Ed came forward with the ugly truth on NSA etc espionage
on their own people, not on his own IT expertise.
..the next guys having such ugly thruths to tell us humans,
will probably have less IT expertise than Ed, and will be up
against regimes who has learned from the Snowden case, so
they will need better tools to survive their attempt to tell
us the truth.
> > ..we don't warn them before we drop them online on wired networks
> > with heads-0.2.
> > The vdev iso does this right though, it stays offline until you
> > e.g. run setnet.sh.
> >
> > ..I agree this is a policy issue, and we should set it so at least
> > clueless heads-0.2 etc people stay offline until they change their
> > passwords away from the default ones.
>
> heads only connects to the Internet if there is a way for it to
> connect. If your ethernet cable is out, you won't be online. And if
> you have your ethernet cable plugged in, the expected behaviour is to
> connect to the Internet.
..for you and me, that's ok, because we know we must change the
defaults.
A whistleblower on the run from a bad regime, might not know this,
and he needs to know this and much more, or he's going to breach
his own endpoint security.
> > > Most of the problems we are facing nowadays with bloated software
> > > and ill-defined hypercomplicated solutions to non-existing
> > > problems is the lack of recognition that mechanisms and policy
> > > *must* remain separate.
> > >
> > > If a user does not understand that putting their machine online
> > > with a devuan/devuan user might be a security risk, there is no
> > > automagic tool that case save their ass.
> > >
> > > Knowledge is the cure. Automagic is just dust in your eyes, and
> > > enormous PITAs when somethings goes wrong.
> >
> > ..I have the Knowledge, but still found myself Automagically Online
> > with heads-0.2's Default Passwords, Because I Forgot I still had the
> > network wire plugged in on boot-up. I'm just a human who err. ;o)

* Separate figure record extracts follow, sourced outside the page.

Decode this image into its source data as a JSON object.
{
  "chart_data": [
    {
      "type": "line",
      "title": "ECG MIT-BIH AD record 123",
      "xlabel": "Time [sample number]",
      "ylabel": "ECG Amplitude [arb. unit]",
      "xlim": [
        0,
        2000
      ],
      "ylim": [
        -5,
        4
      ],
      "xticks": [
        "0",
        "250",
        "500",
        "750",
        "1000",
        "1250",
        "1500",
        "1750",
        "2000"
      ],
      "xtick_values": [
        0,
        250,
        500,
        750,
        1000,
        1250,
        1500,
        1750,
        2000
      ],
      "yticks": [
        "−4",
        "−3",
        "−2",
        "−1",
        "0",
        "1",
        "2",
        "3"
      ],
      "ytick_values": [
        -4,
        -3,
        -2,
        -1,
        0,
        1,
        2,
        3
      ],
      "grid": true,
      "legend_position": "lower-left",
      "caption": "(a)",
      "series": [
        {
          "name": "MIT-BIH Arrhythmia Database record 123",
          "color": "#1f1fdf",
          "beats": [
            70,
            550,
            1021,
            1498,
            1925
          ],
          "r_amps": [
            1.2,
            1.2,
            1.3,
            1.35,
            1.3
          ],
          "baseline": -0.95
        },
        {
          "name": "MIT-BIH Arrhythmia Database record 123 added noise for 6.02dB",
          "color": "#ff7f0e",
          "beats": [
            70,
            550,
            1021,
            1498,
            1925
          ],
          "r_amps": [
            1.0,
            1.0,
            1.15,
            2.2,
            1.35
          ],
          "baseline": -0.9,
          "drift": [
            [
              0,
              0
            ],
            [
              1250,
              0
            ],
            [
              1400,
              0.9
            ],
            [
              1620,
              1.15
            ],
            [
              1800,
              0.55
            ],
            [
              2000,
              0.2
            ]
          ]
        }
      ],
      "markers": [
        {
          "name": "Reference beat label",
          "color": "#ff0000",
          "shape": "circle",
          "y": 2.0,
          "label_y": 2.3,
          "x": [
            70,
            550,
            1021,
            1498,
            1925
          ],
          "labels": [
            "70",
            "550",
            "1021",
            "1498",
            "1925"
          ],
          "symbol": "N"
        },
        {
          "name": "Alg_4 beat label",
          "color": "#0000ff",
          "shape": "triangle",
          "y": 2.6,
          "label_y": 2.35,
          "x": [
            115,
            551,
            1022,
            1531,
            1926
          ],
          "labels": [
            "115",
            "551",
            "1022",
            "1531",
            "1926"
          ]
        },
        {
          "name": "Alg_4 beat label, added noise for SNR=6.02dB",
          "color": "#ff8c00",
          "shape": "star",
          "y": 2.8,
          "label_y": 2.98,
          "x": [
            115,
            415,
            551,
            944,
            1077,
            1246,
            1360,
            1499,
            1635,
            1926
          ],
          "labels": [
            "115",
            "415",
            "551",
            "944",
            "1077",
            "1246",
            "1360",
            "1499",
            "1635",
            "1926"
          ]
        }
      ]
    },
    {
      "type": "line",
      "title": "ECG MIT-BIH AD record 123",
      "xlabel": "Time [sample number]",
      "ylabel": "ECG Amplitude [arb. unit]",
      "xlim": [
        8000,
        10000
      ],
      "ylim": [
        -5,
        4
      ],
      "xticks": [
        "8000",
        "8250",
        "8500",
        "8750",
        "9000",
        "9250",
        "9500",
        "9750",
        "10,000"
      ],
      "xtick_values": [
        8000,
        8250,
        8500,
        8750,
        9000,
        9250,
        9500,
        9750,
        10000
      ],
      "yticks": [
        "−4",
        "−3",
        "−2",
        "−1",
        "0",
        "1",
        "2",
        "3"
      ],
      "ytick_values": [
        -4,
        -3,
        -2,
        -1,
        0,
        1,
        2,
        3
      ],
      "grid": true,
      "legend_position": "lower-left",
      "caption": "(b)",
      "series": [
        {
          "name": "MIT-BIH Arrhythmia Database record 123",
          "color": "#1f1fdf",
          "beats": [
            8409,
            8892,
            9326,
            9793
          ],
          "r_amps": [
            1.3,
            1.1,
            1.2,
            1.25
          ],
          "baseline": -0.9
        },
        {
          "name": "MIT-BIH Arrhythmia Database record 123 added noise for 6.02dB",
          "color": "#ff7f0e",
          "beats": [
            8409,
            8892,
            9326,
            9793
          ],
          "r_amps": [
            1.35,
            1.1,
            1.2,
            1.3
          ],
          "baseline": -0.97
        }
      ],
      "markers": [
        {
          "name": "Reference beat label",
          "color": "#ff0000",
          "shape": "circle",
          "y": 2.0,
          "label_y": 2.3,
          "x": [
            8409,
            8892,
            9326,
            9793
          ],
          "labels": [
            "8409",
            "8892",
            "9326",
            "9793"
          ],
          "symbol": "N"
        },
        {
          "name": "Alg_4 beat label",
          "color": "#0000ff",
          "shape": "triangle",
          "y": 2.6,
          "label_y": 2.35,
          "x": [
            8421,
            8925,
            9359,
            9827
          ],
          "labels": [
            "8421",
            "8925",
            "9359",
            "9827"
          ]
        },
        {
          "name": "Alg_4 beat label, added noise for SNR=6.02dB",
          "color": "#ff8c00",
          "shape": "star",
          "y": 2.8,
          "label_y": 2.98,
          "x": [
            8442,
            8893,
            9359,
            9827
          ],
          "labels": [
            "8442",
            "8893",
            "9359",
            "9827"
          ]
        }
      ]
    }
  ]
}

> > In my case, this endpoint security breach was no problem.
> > But that same blunder could kill any needy heads user.
> >
>
> Which is why heads offers no way of remote login by default. We also
> have grsec doing its job for us.
..excellent. Now, if I find awesome and zsh awesomely clunky,
how will our next whistleblower hero find these?
He will be going to try install something he's familiar with,
that he probably doesn't know "phones home", above all because
we don't know what he's familiar with before he tells us.
..if he has what tools he needs in heads, and the guides to learn
to use them, offline, he will able to make it safely out of harms
way.
..the number one mission for heads is endpoint security.
Zsh may well be an awesome development tool, but it does
not work the way our next hero expects it to, if he comes
from the mainstream OS or distro worlds.
..that means we help "his" bad regime trap him, rather help him
escape traps like Ecuadorian embassies or 35 years in jail for
e.g. reporting on W's war crimes in Iraq.
..we have work to do on heads. One way could be mimic Tails or
QubesOS so heads becomes a viable backup OS with familiar tools
once systemd becomes known as the spying backdoor I suspect it is.
--
..med vennlig hilsen = with Kind Regards from Arnt Karlsen
...with a number of polar bear hunters in his ancestry...
Scenarios always come in sets of three:
best case, worst case, and just in case.